Somewhat tellingly, Charles further distanced himself from the former prince by referring to him not as his brother but simply as Andrew Mountbatten-Windsor, the unprincely moniker by which he has been known since the king stripped him of his royal titles just four months ago.
‘Crown in crisis’ headlines, public relatively untouched
Attention then switched to parliament, back in session after a one-week break, as MPs prepared for a familiar ‘who-knew-what-when?’ debate on the latest revelations of Andrew’s past conduct as a UK special representative for trade.
His arrest was part of the fallout from the US Justice Department’s release of the latest Epstein files. They include an e-mail trail that appeared to indicate the former prince had shared confidential documents with his friend and convicted sex offender Jeffrey Epstein while he was still serving in his trade role in 2010.
Although the revelations and Andrew’s subsequent arrest prompted the equally familiar ‘Crown in crisis’ headlines in the overwrought UK press, the public appeared relatively untouched.
The British wrote Andrew off as what they would call a ‘wrong ‘un’ long before his car crash of an interview with the BBC in 2019 in which he gave his version of his past relationship with Epstein.
He has continued to deny any wrongdoing in relation to the late American paedophile.
Since the interview, he has consistently polled as the least popular of the Windsors. In the latest YouGov survey, his favourability rating was down to three per cent of respondents (one wonders who they are!).
Four out of five believed the monarchy would still exist a decade hence, while a narrow majority thought it would still be here in 2076
The same polls nevertheless reflect a relatively positive view of the royal family and the institution of monarchy, even if it is expressed these days more as grudging acceptance than flag-waving enthusiasm.
An Ipsos survey carried out just days before Andrew’s arrest showed a further fall in the number who believed the Royal Family had handled the situation well since the allegations against him first surfaced.
Senior royals nevertheless maintained positive popularity scores, led by Prince William at 62 per cent, even if just under half thought the king himself was doing a good job.
Four out of five believed the monarchy would still exist a decade hence, while a narrow majority thought it would still be here in 2076.
Modestly good news for the Windsors, then? Up to a point.
On the crucial question of whether the public think the monarchy is a good thing, the poll indicated that the plurality who believed abolishing the institution would be bad for the country had dropped ten points to 37 per cent in just two months.

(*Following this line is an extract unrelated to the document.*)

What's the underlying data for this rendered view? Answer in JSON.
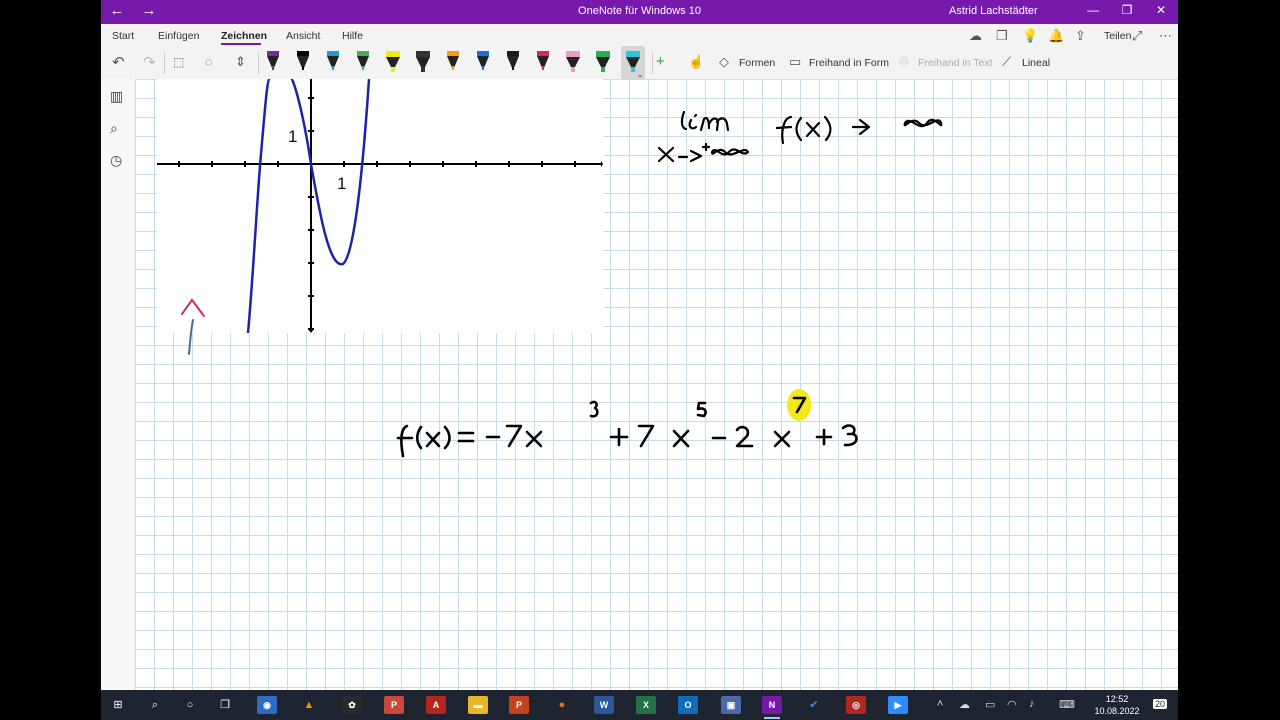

So, even if the royals have escaped the earthquake for now, can they avoid a slow subsidence towards irrelevance, particularly with the largest proportion of younger voters showing a preference for constitutional alternatives?
From ‘Annus Horribilis’ to now
The Windsors might console themselves that they have had it worse in the past. From the pre-war abdication crisis to the 1997 death of Princess Diana, the monarchy has teetered closer to the edge than where it stands now.
And what of the late Queen Elizabeth’s ‘Annus Horribilis’ of 1992, in which the marriages of three of her children, including the current monarch, collapsed? And, to cap it all, Windsor Castle was partly destroyed by fire.
Prince William has already promised changes when he succeeds his father to meet the challenges of a post-deferential age
The public at the time were less outraged by the extramarital antics of the heirs than by the prospect that taxpayers would have to pay to fix the castle.
The Windsors pulled through by making concessions to the prevailing mood. After the castle fire, the increasingly affluent royals even agreed to pay income tax after a half-century break.
This time, they will be under pressure from the public and MPs to be more open and transparent about their somewhat shadowy finances. That follows claims that Andrew remained largely unaccountable as trade envoy while allegedly squandering public funds on private jets and massage sessions.
Prince William has already promised changes when he succeeds his father to meet the challenges of a post-deferential age.
But his strongest card in a changing world is the question of what might replace the royals. Given the monarchical tendencies of some elected presidents these days, the British might decide to stick with what they’ve got.